Alrededor del 30% al 40% de los adultos enfrentan dificultades para dormir, y un 10% padece insomnio crónico, un problema que impacta severamente la salud y el bienestar. Estos datos, recopilados de diversos estudios globales, fueron recientemente destacados por Alejandro Pastor, conocido como Enfermero Morfeo, un experto en trastornos del sueño. Este panorama subraya la creciente preocupación por la calidad del sueño en la sociedad contemporánea, especialmente a partir de los 40 años, cuando los cambios biológicos y hormonales hacen que el descanso reparador sea aún más crucial para mantener una salud óptima y prevenir la inflamación.
Con motivo del Día Mundial del Sueño, celebrado el 13 de marzo bajo el lema "Dormir bien, vivir mejor", los especialistas enfatizan la importancia de un descanso adecuado y advierten sobre el incremento de los trastornos del sueño. Alejandro Pastor señala que la falta de sueño se ha convertido en un desafío significativo en las sociedades modernas, atribuible a factores como el estrés, los horarios irregulares, el uso excesivo de pantallas y el ritmo de vida acelerado. Estos elementos están deteriorando nuestra capacidad de descansar, llevando a un aumento en las consultas sobre cómo mejorar los hábitos de sueño, una inquietud particularmente extendida en personas mayores de 40 años.
A partir de los 40 años, la naturaleza del sueño experimenta una transformación notable. Aunque no necesariamente se duerme menos, la calidad del descanso se ve comprometida. En esta etapa, el sueño profundo, que es la fase más restauradora, disminuye progresivamente, mientras que la fragmentación del sueño nocturno se vuelve más frecuente. Isabel Raya, bióloga especializada en nutrición y salud integrativa, corrobora estos cambios. Una menor cantidad de sueño profundo conlleva una recuperación muscular deficiente y una capacidad reducida para la regulación metabólica. Además, el ritmo del cortisol puede volverse errático y la sensibilidad a la insulina tiende a decrecer con la edad. En este contexto, si las noches son cortas o interrumpidas, el impacto inflamatorio en el cuerpo se intensifica. Raya explica que, si bien el cuerpo no "se estropea" al cumplir 40, requiere una mayor precisión en los hábitos que regulan su funcionamiento, convirtiendo el sueño en un pilar estratégico para la salud.
La transición hacia la menopausia introduce cambios hormonales significativos que pueden alterar drásticamente el patrón de sueño, incluso antes de que se manifiesten cambios evidentes en el ciclo menstrual. Durante la perimenopausia, la progesterona comienza a fluctuar y, a menudo, a disminuir antes que los estrógenos. Esta hormona es fundamental en la modulación del sistema GABA, que es crucial para la relajación mental y para facilitar la conciliación del sueño. A medida que los niveles de progesterona descienden, el efecto calmante se atenúa, lo que resulta en un sueño más ligero y un aumento de los despertares nocturnos.
Posteriormente, con la caída gradual de los estrógenos, la regulación térmica del cuerpo puede verse afectada, dando lugar a los temidos sofocos y sudores nocturnos que interrumpen el sueño profundo.
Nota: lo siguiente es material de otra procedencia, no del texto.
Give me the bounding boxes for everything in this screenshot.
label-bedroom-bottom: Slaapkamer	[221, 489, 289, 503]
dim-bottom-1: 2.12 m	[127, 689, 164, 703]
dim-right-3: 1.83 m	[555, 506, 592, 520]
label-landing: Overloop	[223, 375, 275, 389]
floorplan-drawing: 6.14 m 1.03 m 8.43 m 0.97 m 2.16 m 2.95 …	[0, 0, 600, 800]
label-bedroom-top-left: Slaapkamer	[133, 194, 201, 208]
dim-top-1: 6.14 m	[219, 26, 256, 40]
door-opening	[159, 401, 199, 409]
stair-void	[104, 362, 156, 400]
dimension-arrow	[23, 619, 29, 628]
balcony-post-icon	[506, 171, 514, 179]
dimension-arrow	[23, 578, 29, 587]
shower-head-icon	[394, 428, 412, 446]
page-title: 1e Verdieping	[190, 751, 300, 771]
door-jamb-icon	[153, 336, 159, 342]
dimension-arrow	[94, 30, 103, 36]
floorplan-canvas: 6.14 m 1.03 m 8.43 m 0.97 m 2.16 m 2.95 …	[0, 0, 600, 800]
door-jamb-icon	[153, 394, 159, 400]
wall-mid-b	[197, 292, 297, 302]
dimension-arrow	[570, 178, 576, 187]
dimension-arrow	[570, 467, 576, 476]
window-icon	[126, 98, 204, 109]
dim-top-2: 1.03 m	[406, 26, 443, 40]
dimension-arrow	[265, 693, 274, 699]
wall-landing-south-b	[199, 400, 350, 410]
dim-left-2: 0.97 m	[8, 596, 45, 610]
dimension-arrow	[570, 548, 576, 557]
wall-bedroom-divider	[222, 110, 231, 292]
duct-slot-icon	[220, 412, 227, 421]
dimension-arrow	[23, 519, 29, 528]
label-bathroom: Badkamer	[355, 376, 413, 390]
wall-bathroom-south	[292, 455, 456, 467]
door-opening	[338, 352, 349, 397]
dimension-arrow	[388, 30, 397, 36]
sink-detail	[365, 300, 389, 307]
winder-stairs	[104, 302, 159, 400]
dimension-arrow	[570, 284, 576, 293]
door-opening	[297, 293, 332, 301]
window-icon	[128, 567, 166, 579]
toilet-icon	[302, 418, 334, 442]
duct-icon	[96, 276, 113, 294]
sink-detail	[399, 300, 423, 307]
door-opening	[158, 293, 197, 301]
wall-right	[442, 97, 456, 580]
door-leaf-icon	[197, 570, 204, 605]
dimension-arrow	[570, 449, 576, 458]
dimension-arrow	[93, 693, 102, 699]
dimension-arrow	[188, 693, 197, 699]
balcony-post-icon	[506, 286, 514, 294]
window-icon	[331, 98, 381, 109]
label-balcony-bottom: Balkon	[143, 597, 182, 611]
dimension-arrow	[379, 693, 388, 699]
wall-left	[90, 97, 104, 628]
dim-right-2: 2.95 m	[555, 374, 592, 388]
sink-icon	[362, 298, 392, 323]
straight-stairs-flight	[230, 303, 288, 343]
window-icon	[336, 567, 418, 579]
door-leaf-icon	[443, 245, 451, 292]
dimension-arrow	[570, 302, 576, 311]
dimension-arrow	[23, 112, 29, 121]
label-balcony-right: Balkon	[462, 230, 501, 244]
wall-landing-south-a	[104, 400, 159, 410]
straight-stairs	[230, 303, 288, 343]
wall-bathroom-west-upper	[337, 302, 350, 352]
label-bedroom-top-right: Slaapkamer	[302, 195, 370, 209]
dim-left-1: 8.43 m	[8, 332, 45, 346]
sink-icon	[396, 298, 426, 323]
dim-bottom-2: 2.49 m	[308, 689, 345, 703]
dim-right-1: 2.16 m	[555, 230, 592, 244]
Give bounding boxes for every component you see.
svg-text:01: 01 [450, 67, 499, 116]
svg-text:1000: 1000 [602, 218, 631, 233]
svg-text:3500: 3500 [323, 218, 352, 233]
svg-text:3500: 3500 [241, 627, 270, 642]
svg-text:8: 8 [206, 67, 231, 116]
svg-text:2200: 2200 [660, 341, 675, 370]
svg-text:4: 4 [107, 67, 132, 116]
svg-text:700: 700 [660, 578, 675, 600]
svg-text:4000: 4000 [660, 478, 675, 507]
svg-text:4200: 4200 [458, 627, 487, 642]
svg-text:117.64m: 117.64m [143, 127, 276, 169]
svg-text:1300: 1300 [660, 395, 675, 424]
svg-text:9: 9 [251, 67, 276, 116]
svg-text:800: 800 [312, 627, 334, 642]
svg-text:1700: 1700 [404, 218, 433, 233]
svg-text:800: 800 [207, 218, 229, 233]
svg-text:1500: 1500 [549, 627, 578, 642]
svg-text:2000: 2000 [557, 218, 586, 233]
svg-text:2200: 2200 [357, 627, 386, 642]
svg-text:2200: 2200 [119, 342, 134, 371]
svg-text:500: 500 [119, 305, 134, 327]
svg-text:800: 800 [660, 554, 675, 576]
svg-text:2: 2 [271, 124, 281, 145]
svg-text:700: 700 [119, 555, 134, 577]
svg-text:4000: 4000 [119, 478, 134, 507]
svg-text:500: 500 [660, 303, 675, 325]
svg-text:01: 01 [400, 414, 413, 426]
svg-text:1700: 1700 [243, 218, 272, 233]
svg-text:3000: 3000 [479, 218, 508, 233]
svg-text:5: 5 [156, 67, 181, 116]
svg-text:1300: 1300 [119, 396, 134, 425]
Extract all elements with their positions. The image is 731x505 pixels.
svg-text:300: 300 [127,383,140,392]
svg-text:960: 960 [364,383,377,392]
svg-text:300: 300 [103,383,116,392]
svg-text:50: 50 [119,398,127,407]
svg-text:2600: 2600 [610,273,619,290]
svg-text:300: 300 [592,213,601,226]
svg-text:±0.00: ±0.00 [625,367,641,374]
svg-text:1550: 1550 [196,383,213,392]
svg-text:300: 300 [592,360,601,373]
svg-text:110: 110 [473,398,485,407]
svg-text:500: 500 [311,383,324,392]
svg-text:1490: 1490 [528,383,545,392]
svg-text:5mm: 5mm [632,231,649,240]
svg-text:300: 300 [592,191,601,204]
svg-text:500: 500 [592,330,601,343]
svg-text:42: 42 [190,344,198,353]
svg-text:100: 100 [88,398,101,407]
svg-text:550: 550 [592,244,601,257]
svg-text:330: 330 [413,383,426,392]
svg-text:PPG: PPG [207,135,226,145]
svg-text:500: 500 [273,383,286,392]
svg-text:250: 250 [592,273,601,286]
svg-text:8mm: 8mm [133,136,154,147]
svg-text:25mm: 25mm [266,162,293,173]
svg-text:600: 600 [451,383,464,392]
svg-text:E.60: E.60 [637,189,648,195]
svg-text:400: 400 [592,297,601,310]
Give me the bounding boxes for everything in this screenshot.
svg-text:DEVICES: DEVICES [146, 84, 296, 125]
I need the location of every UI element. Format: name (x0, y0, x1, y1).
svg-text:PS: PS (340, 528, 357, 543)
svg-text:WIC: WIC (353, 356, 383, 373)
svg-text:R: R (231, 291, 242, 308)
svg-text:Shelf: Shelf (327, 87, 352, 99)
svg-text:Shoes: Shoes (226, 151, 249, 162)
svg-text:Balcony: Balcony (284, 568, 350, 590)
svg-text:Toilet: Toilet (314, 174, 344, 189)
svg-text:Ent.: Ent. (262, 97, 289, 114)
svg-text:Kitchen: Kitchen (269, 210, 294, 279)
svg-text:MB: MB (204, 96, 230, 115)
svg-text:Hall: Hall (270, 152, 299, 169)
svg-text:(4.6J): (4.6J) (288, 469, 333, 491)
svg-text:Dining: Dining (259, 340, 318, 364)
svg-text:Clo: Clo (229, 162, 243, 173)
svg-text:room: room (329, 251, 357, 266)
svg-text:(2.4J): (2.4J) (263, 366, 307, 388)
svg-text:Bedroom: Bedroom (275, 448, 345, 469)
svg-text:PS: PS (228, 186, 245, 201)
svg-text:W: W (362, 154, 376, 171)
Muchas mujeres perciben que, a pesar de mantener sus rutinas habituales, su cuerpo reacciona de manera diferente. Sin un descanso adecuado, el cuerpo es más propenso a la inflamación, según las explicaciones de Isabel Raya.
Para optimizar el descanso nocturno a partir de los cuarenta, la bióloga Isabel Raya sugiere tres ajustes fundamentales en la rutina diaria. En primer lugar, es crucial establecer y mantener horarios de sueño regulares, acostándose y levantándose a la misma hora cada día, incluso los fines de semana. Esta constancia ayuda a sincronizar el reloj biológico interno. En segundo lugar, recomienda usar la luz de manera estratégica: exponerse a la luz natural durante la primera hora después de despertar para activar el ritmo circadiano y, por la noche, reducir la exposición a la luz intensa y a las pantallas para no interferir con la producción de melatonina. Finalmente, aconseja cenar temprano, dejando al menos tres horas entre la última comida y el momento de acostarse, para permitir que el cuerpo se concentre en la reparación celular en lugar de la digestión, favoreciendo así un sueño más profundo y reparador.
La atención que se le presta al sueño es, en muchas ocasiones, menor que la que se dedica a otros aspectos de la salud, como la alimentación o la actividad física. Sin embargo, como bien señala Raya, el sueño perdido no se recupera simplemente durmiendo más el fin de semana; esta "deuda biológica" deja una huella profunda en la regulación metabólica y en la inflamación corporal. La modulación de la inflamación no se logra únicamente a través de una dieta adecuada, sino que también es un proceso que se renueva y se regula cada noche mediante un descanso de calidad.